I first took lessons of photography at the age of 13 at Foto Club Tucumán, in the other side of the Congreso Street, where the Historic House is located. My father lent me his Rolleiflex for my lessons.
When I grew up I worked in a different kind of job, but in the end I returned to photography and I made of it my profession. I first worked at the University and then as photographer for archeological campaigns for the CONICET. Time went by and got interested in photography conservation and I did some research on its history. Today I teach and I work in advertising although I continue being close to the science.
As a mean of expression, I always shot my work in black and white. I'm still doing this. However, part of my work is done using old and digital processes.
It is not my intention to establish a discussion between old and actual processes in photography because doing so would overestimate one of these processes over the other in the pursuit of a mean of expression or a particular and personal aesthetic.
Working in this art it has made me know a wide range of ways for capturing an image and then making the final copy.
I make daguerreotypes as digital photos and a variety of copy's processes. I work comfortably in each of these processes.
I believe that the technique is liberating.

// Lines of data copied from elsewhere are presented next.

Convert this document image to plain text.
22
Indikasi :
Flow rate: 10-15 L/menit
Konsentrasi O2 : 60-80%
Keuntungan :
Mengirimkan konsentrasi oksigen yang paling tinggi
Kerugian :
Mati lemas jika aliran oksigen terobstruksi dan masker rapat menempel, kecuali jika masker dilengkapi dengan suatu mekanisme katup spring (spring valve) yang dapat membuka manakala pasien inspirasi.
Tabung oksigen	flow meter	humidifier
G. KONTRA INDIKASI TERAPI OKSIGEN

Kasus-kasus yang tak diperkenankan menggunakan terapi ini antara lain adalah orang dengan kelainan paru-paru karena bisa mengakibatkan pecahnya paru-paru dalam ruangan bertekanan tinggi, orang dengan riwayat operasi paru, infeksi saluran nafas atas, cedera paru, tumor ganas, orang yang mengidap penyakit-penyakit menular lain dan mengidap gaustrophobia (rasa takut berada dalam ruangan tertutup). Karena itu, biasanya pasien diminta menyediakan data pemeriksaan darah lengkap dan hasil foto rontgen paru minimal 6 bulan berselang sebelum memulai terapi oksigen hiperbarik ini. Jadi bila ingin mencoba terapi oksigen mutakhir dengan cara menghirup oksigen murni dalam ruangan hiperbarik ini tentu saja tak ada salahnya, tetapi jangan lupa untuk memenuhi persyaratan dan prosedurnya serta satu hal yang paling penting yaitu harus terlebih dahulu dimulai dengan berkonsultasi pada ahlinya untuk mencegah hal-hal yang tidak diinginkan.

The expressiveness can be found in the combination of the technique and the creativeness; that is why going deeper into the technique frees me and makes possible every take, knowing beforehand the possibilities that each material, each artifact, each process offers me.
I'm the president of a Foundation that works for the conservation and achieve of old photos. This was the beginning of my interest in old techniques. I became more interested in this kind of job and the knowledge of old processes helped me in my conservation job. A trip to France made me learn more about old processes, their techniques, possibilities and times.
It is exciting to have the control in the whole obtaining process of the image. The care during the take, from the negative -or positive in a daguerreotype- must be extreme. The lightning, the frame, the pose, are going to be reflected in the final image.
There is a great speed in the work when actual processes -negative, positive, analogical or digital- are involved. But with old processes -gum bichromate, kalitype, or daguerreotype- the time of execution is quite long. A daguerreotype takes many hours of preparation and it is expensive too. For example, the gum bichromate is a process that can take many days, even weeks, to get its final image. The reader will understand that we are talking about different conceptions of time when we speak of old and modern processes.
I compare this with driving a car or riding a horse: different speeds, different pleasures, and different sensations. Have you ever thought to drive a car in road and at the same you look at the landscape? What would be the result?